Numérotation des versets  : « 75 » est le numéro du verset dans la sourate ; « 87» est le numéro de la sourate dans le classement par ordre chronologique selon l’Azhar; « 2 » est le numéro de la sourate dans le classement habituel, qui est effectué par ordre de longueur décroissante Il se trouve que ce dernier classement met presque systématiquement en tête les sourates médinoises, qui sont les dernières dans l’ordre chronologique , les sourates mecquoises, qui ne se situent pas dans le domaine du temporel, et sont donc totalement pacifiques, se retrouvant à la fin du Coran. Cette double numérotation est celle présentée dans la traduction du Coran citée en (4).

Un autre verset (90/33 :26) justifie l’élimination, par le massacre ou la captivité, des juifs refusant la loi divine.
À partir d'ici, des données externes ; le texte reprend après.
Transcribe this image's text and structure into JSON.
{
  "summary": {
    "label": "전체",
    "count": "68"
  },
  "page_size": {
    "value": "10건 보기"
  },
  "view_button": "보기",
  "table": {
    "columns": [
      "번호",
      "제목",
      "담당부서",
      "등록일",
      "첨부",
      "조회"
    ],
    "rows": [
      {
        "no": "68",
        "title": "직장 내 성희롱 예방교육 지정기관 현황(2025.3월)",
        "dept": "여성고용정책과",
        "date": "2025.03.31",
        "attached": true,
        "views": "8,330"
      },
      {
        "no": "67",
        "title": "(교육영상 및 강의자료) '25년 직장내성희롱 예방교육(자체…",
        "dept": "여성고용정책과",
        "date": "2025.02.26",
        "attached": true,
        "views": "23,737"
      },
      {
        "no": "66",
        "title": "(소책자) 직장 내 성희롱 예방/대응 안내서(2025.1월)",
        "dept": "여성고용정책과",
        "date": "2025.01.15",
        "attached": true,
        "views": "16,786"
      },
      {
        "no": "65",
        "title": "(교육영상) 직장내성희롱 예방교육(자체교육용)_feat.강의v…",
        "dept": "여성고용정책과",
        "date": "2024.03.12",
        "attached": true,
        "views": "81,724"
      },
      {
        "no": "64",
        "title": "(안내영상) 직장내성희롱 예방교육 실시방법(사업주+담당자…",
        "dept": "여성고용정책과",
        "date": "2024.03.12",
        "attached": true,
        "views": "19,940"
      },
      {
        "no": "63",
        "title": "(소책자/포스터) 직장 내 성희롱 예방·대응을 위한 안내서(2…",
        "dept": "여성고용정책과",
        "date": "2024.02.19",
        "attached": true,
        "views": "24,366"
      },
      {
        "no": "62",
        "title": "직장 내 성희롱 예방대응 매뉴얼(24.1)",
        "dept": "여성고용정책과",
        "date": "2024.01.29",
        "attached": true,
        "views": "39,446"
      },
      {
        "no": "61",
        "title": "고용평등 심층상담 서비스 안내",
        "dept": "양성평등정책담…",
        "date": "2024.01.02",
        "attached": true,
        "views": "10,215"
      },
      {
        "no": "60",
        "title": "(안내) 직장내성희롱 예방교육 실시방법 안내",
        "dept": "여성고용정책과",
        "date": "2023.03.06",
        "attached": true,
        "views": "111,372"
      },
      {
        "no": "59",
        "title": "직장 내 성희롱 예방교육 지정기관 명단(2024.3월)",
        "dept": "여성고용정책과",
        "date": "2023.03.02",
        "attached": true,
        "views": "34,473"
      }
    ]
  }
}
Une distinction fut faite entre croyants et incroyants : c’est ainsi que naquit l’Oumma (la communauté des croyants).

Une fois sa domination sur les tribus médinoises établie, Mahomet, qui disposait désormais d’une nette supériorité vis-à-vis d’une tribu restée isolée, entreprit d’étendre le champ d’application de la loi divine. L’extension de l’islam, par la conquête militaire (Mahomet aurait organisé pas moins de 65 campagnes militaires en 10 ans : cf (5)), ou simplement par l’intimidation, fut alors foudroyante.

Cette conquête se présenta d’abord comme une légitime défense de la loi divine chaque fois qu’elle était menacée, ce que justifia en particulier le verset 87/2 :217 autorisant la violation du « mois sans guerre » (pour éviter que les razzias ne débouchent sur d’interminables vendettas, elles étaient codifiées, et l’existence d’un mois sans guerre était un élément de cette codification).

Elle devint par la suite explicitement offensive.

De nombreux versets appellent à poursuivre le combat tant que la loi divine ne sera pas universellement reconnue (par exemple le verset 88/8 :39).

L’assistance d’Allah est promise à ceux qui combattent pour sa cause (par exemple les versets 88/8 :12 et 89/3 :123).

En tant que rétribution le butin est promis aux croyants (versets 111/48 : 18-20).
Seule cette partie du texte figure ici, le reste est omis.